これまでにHIV/エイズで親を亡くした子どもたちは、1,500万人にのぼります。
その8割は、アフリカの子どもたちです。
セラ君のストーリー
世界的なエイズの蔓延は、最も深刻な人道危機の一つです
エイズはHIV(ヒト免疫不全ウイルス)というウイルスによって、引き起こされる病気です。1981年に最初のエイズ発症例が発見されて以来、2,500万人の人々が命を失いました。働き盛りの世代を中心に感染が広がり、サハラ以南アフリカなど、HIVの蔓延が深刻な地域では社会や経済機能に深刻な影響をもたらし、これまでの開発の成果を失いかねない脅威となっています。


継続的に求められる国際社会の取組み
2002年の世界エイズ・結核・マラリア対策基金の設立が大きな契機となり、世界のHIV/エイズ対策に投入される資金は飛躍的に増大しました。国際社会の支援と各国の取組みは多くの人命を救い、エイズの影響を受ける人々の生活に、着実な変化をもたらしています。
- HIVに新たに感染する人の数は、推定値で2001年の300万人から2008年の270万人に減少
- 開発途上国でエイズ発症を遅らせる抗レトロウィルス治療を受けている人の数は、2007年末には5年前の10倍強に近い300万人に増加
- 妊娠中にHIV感染が判明した女性のうち、母子感染を予防する抗レトロウィルス薬の処方を受けた女性は、2004年の約10%から2007年には約35%に増加
*母子感染を防ぐ手段を講じないと、HIV陽性の母親から生まれる赤ちゃんの15-30%は、HIV陽性で生まれてきます
しかし、新に2人が治療を開始する間に、5人が新たにHIVに感染するというペースで、現在も感染は拡大しています。日本を含むアジアでも、感染率が上昇している地域があります。 2005年、先進主要国が中心となり国際社会が約束した「2010年までに、全ての人にHIV/エイズの予防、治療、ケア、サポートを届ける」という目標に向けて、さらなる取組みが求められています。
最も深刻な影響を受けるのは子どもたち
ワールド・ビジョンのHIV/エイズ対策
子どもたちと社会に深刻な打撃を与えているHIV/エイズの影響を軽減し、その蔓延を防ぐために、ワールド・ビジョンは2000年に包括的なHIV/エイズ対策の取組みである「ホープ・イニシアチブ」* を発足させました。今日も、エイズの影響を受ける人々に寄り添うケア、HIVの感染予防を効果的に進めるための啓発活動、そして、エイズの影響を受けている人々の声を届けるアドボカシーを世界中で展開しています。

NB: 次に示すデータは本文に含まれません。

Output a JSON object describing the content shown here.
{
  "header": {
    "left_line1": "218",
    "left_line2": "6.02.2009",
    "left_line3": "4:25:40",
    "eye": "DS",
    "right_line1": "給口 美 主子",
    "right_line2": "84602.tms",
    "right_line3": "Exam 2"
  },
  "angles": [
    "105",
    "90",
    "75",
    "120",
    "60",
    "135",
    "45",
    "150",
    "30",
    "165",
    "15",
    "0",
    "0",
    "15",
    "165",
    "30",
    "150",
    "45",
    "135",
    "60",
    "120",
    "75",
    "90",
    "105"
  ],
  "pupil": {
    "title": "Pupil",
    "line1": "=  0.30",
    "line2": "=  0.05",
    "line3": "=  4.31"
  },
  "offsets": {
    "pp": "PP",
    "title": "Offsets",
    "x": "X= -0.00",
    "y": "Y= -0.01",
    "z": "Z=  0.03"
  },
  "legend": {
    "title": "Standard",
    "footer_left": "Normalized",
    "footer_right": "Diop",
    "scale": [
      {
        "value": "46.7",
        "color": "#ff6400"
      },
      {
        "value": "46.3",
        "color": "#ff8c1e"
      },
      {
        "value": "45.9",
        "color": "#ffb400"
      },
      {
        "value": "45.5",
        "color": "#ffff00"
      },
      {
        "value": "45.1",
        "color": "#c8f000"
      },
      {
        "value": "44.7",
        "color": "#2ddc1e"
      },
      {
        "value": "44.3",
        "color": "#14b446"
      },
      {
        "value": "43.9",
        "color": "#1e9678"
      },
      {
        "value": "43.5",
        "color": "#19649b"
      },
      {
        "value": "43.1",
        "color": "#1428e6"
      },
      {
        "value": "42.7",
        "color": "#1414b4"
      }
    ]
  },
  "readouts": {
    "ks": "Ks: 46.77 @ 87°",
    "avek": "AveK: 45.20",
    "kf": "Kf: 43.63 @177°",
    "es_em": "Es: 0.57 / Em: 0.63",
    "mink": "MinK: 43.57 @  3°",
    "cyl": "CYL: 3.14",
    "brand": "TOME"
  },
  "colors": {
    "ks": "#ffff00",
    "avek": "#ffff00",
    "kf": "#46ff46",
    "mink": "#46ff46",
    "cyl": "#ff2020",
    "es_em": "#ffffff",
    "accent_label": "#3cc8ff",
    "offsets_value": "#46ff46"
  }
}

特に力を注いでいるのは、エイズにより親を失い、弱い立場に置かれている子どもたちの必要に応えることです。家庭を失った子どもたちを地域住民の人々が支えていけるような支援や、政府の政策が子どもたちの必要に応えるものとなるための働きかけ等を行っています。
* 「ホープ・イニシアチブ」
ワールド・ビジョンは住民や行政と協力し、「ホープ・イニシアティブ(Hope Initiative)」と呼ぶHIV/エイズ対策活動を、多くの国々で行っています。活動では住民グループを作り、住民自身がHIV/エイズの予防、ケア、啓発活動の中心的な担い手となり、子どもたちを含め、HIV/エイズの影響を受けている人々を支援できる体制作りを行っています。最終的には、地域の人々が自ら活動を継続していくことを目指しています。